Cigars, cola and conversation

Sun Journal

Store: At Ifs, Ands & Butts, customers can find more than 125 soft drinks from around the world, and, the owner hopes, maybe a new friend.

April 10, 1999|By Halimah Abdullah | Halimah Abdullah,DALLAS MORNING NEWS

DALLAS -- Afternoon sun sets the altar of soda bottles aglow. The red, blue and purple concoctions, stacked three shelves high in the front window, dance in the light.

D.O.A., a lemon-orange drink flavored with jalapenos, promises to be a hit. Afri Cola and Shirakiku suggest faraway climes. Outside, customers stare for a moment, pressing palms against the window; then they step inside. The sodas lure them indoors. Hamilton Rousseau keeps them there.

"This is kind of a laboratory for me," the shop owner says. "I have random people walk in at random times for random reasons. I probe to find out what kind of things they're thinking."

Rousseau's is an enigmatic, engaging retail presence. He is a tall, wiry man who can twist off a bottle cap, chat about the isolating effects of technology, then serve a cup of sugary fizz with a smile. At Ifs, Ands & Butts, he sells a motley mix of goods: imported sodas, premium cigars and cigarettes, and paperback best sellers.

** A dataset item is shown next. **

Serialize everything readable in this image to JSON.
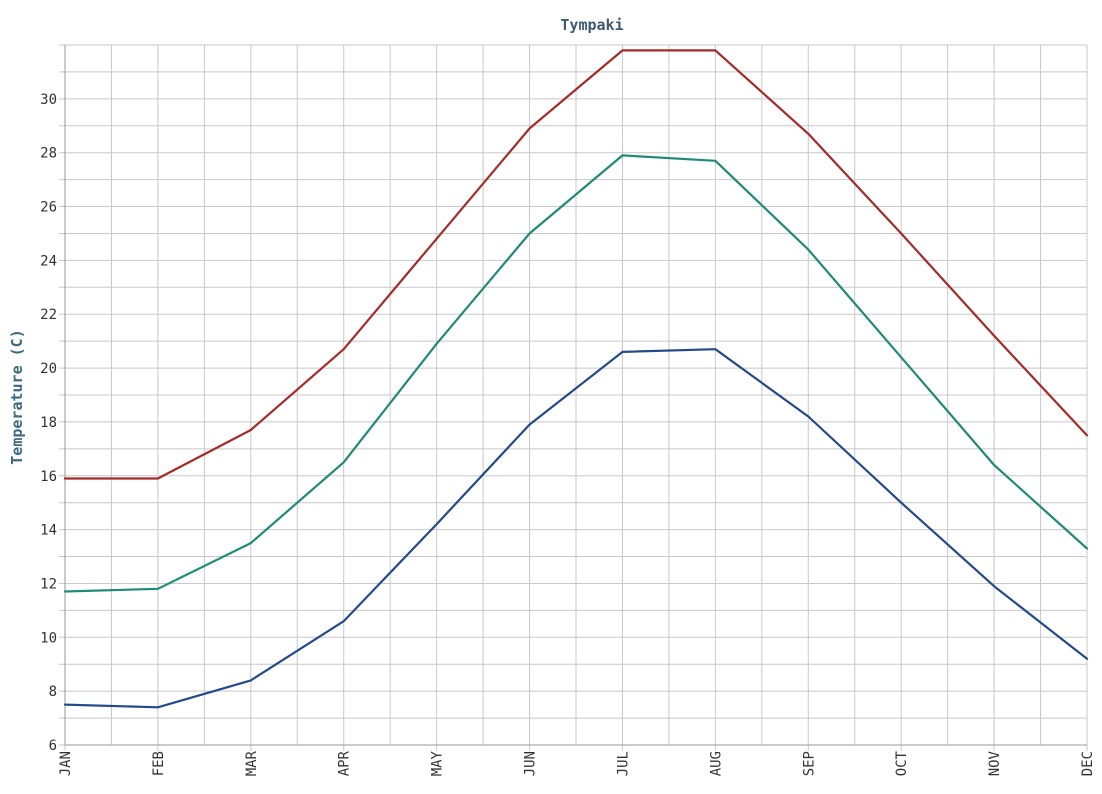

Rousseau left a fast-paced high-tech career and in 1996 used savings and credit cards to open his own version of the old-fashioned country general store of his youth. He wanted to help his customers reconnect in a society where, in his view, many feel disconnected.

Today, he sells more than 125 different soft drinks from around the world, surfing the Internet and driving to a bottling plant in Dublin, Texas, to pick up regional brands.

"I decided to open the shop because I couldn't hack retirement," he says. "I've been career-oriented all my life, and [after retirement] I was kind of isolated."

To some extent he still is. But despite his business' popularity, Rousseau admits the shop hasn't netted any close friendships. "Life today is very different from how it was a while ago," he says. "People are so wrapped in their own lives, just trying to keep up."

He opens shop at noon because, at age 53, he figures, "I deserve the right to coexist with my body clock." Rousseau lives in a loft behind his shop and rents the apartment out back to his 35-year-old friend, Todd Stephens.

When customers stop by, he breathlessly dispenses bits of trivia. Sodas cost $1.99. The conversation is free.

"I need caffeine," a petite brunette says, rushing up to the counter, clasping a bottle of blue soda.

"Well, that doesn't have any caffeine in it," Rousseau says, studying the bottle closely.


"Yep, just a plain ol' cream soda," he says, popping the top and filling a tiny plastic cup with soda. He presents and pours the soft drink as if it were a fine wine, urging his customer to take a sip.

"Blue cream soda goes back quite a ways," he says as she gulps, then decides to buy the soda after all. "Sodas used to be extremely colorful."

Rousseau fell in love with the soft drink as a boy visiting his aunt and uncle in the South Carolina foothills of the Blue Ridge Mountains. He'd run barefoot down the road to Cooter's, a weathered wooden country store, and buy a Bee Gee fresh from the cooler.

He grew up in Orangeburg, S.C., and dropped out of the University of South Carolina his first year. He worked, enlisted in the Navy, then later marketed consumer products and communications technologies for a series of advertising agencies.

In 1979, he opened his own consulting firm and proposed that fiber optics be used to connect the Internet with home TV sets -- "to eliminate the barrier between people." The concept never came to fruition. He calls it "the greatest failure of my life."

Rousseau moved to Dallas to work on a free-lance project. Then complications from lupus and a chronic digestive disorder forced his early retirement. So he set up shop, reasoning that "There are other ways to establish communities."

The store looks as though he decided to open up his living room: An overstuffed couch sits near the soda display. Patio furniture, card games and community newspapers grace the center of the room.

Customers linger in front of a cooler that reads "unusual beverages" as they pick from the selection. Inside the cooler, bottles of Bibi Caffe Espresso mingle with Cheerwine. Their shapes range from seductive contours to menacing projectiles. A smartly popped top produces a faintly sweet bouquet, mixing with the residue of spicy cigar smoke.

Still, they are no substitute for real people. Rousseau misses the talking, the planning, the dreaming part of his old consulting firm. "I'm dying without human contact," he says. "This shop is an attempt to re-establish contact with the public and to find people with similar interests."

He is considering offering Friday night soda tastings. He hopes that between sips of fizz, people will find new friends.

During the day, Stephens and Rousseau work together, the younger man taking care of the stock, the older one chatting with customers as he rings up sales. Some nights, they eat dinner together, reclining on the patio furniture in the middle of the shop.